Arena Ruse
- The arena, pictured in 2016, when it was then known as Bulstrad Arena
- Former names: Bulstrad Arena (2015–2017) Arena Ruse (2018) Monbat Arena (2018–2019)
- Location: Lipnik Blvd. 3 7000 Ruse Bulgaria
- Coordinates: 43°50′49″N 25°57′43″E﻿ / ﻿43.84694°N 25.96194°E
- Owner: 51% National government 49% Ruse Municipality
- Capacity: 5,100 (Sports) 6,300 (Concerts)
- Type: Arena
- Surface: Versatile

Construction
- Groundbreaking: 1976
- Built: 1976–2015
- Opened: 23 July 2015
- Cost: BGN 55 million (approx. €28 million)
- Architect: Tanko Serafimov
- Main contractor: Project Ruse JSC

Website
- arenamonbat.com

= OZK Arena Ruse =

Indoor arena in Ruse, Bulgaria

Arena Ruse (Арена Русе) is an indoor arena located in Ruse, Bulgaria. It is one of the most modern venues in Southeastern Europe with a seating capacity of 5,100 spectators. Positioned in a convenient location beside the city stadium, the arena is within walking distance of the city center and only 1.5 km away from the Ruse Central railway station. An underground parking facility for 150 vehicles is available. There are plans for the construction of a shopping mall and a five-star hotel near the arena in the future.

The arena has been known by multiple names. It was first called Bulstrad Arena after insurance company Bulstrad bought the naming rights for the venue for three years. When the contract expired it was known simply as Arena Ruse. Automotive battery manufacturer Monbat AD purchased the naming rights in July 2018. The venue was renamed once again after a new three-year sponsorship agreement was signed with the OZK Insurance company.

== History ==
Projects for the sports hall were first established in 1972 and construction commenced four years later. Work was suspended on numerous occasions throughout the 80s and the end of the socialist period completely terminated all efforts to finish the indoor arena.

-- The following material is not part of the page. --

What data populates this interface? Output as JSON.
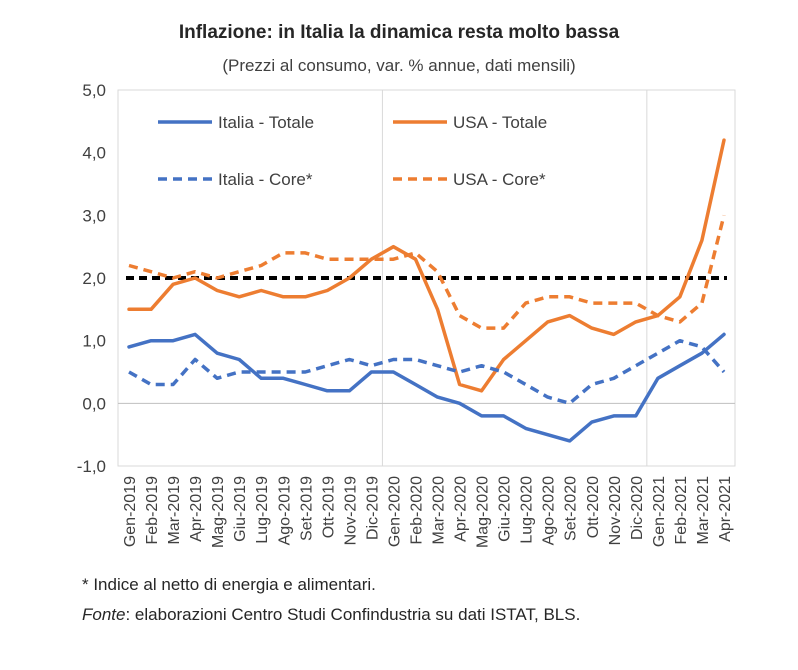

Works were unfrozen in 2007 when Ruse Municipality signed a contract for the completion of the sports hall with a private investor. The Bobokovi brothers, well known for their industrial businesses in the country were the private investor. They planned to build a grand shopping mall, as well as a five-star hotel in the area near the sports complex. Construction proceeded rapidly and virtually all ground works and the concrete base of the building were completed. A second, shorter period of inactivity began in 2010 and lasted three years.

Ruse Municipality agreed to purchase the multiple-floor underground parking of the sports hall in 2013 and financed construction with BGN 11 million provided by the national budget. Finishing works to the arena continued for nearly two years. After numerous postponements, the mayor of the city announced an opening date of July 23, 2015 with a concert by renowned Bulgarian singer Lili Ivanova.

Arena Ruse officially opened on July 23, 2015, in the presence of Bulgarian Prime Minister Boyko Borissov and numerous government ministers. The majority stake of the private investor in the sports arena was acquired for BGN 20 million by the Bulgarian government at the end of 2018.

==Sports==
Arena Ruse hosted three games from Group F of the EuroBasket Women 2017 qualification. The most well-attended of these was played between the national teams of Bulgaria and Greece on November 25, 2015, with around 2,000 people present. The venue was also a host of the World Volleyball Grand Prix, where the national team of Bulgaria played against Kazakhstan, South Korea and Germany. The 2018 FIVB Volleyball World Championship took place in the arena between 12 and 18 September 2018.

After a temporary pause in sporting events during the coronavirus pandemic, the 2021 Women's European Volleyball Golden League tournament took place in the arena in June 2021.

==Other events==
Significant events have included Michael Flatley's Lord of the Dance, as well as British hard rock bands Nazareth and Uriah Heep. World DanceSport Federation's International Open took place in Ruse, Bulgaria on November 21, 2015. Later in the year Arena Ruse hosted a show by Sukhishvili Georgian National Ballet, and Goran Bregović nearly sold-out a concert with over 5,000 attendees. World-renowned pianist Richard Clayderman performed in front of more than 2,500 people at the venue at an event on July 7, 2016. Russian pop singer of Bulgarian origin Philipp Kirkorov performed in Ruse on his Bulgaria tour in September 2017, as well as in June 2019. The English-American rock band Foreigner presented their best and most famous songs in a concert in front of over 3,500 people in the arena on May 8, 2018.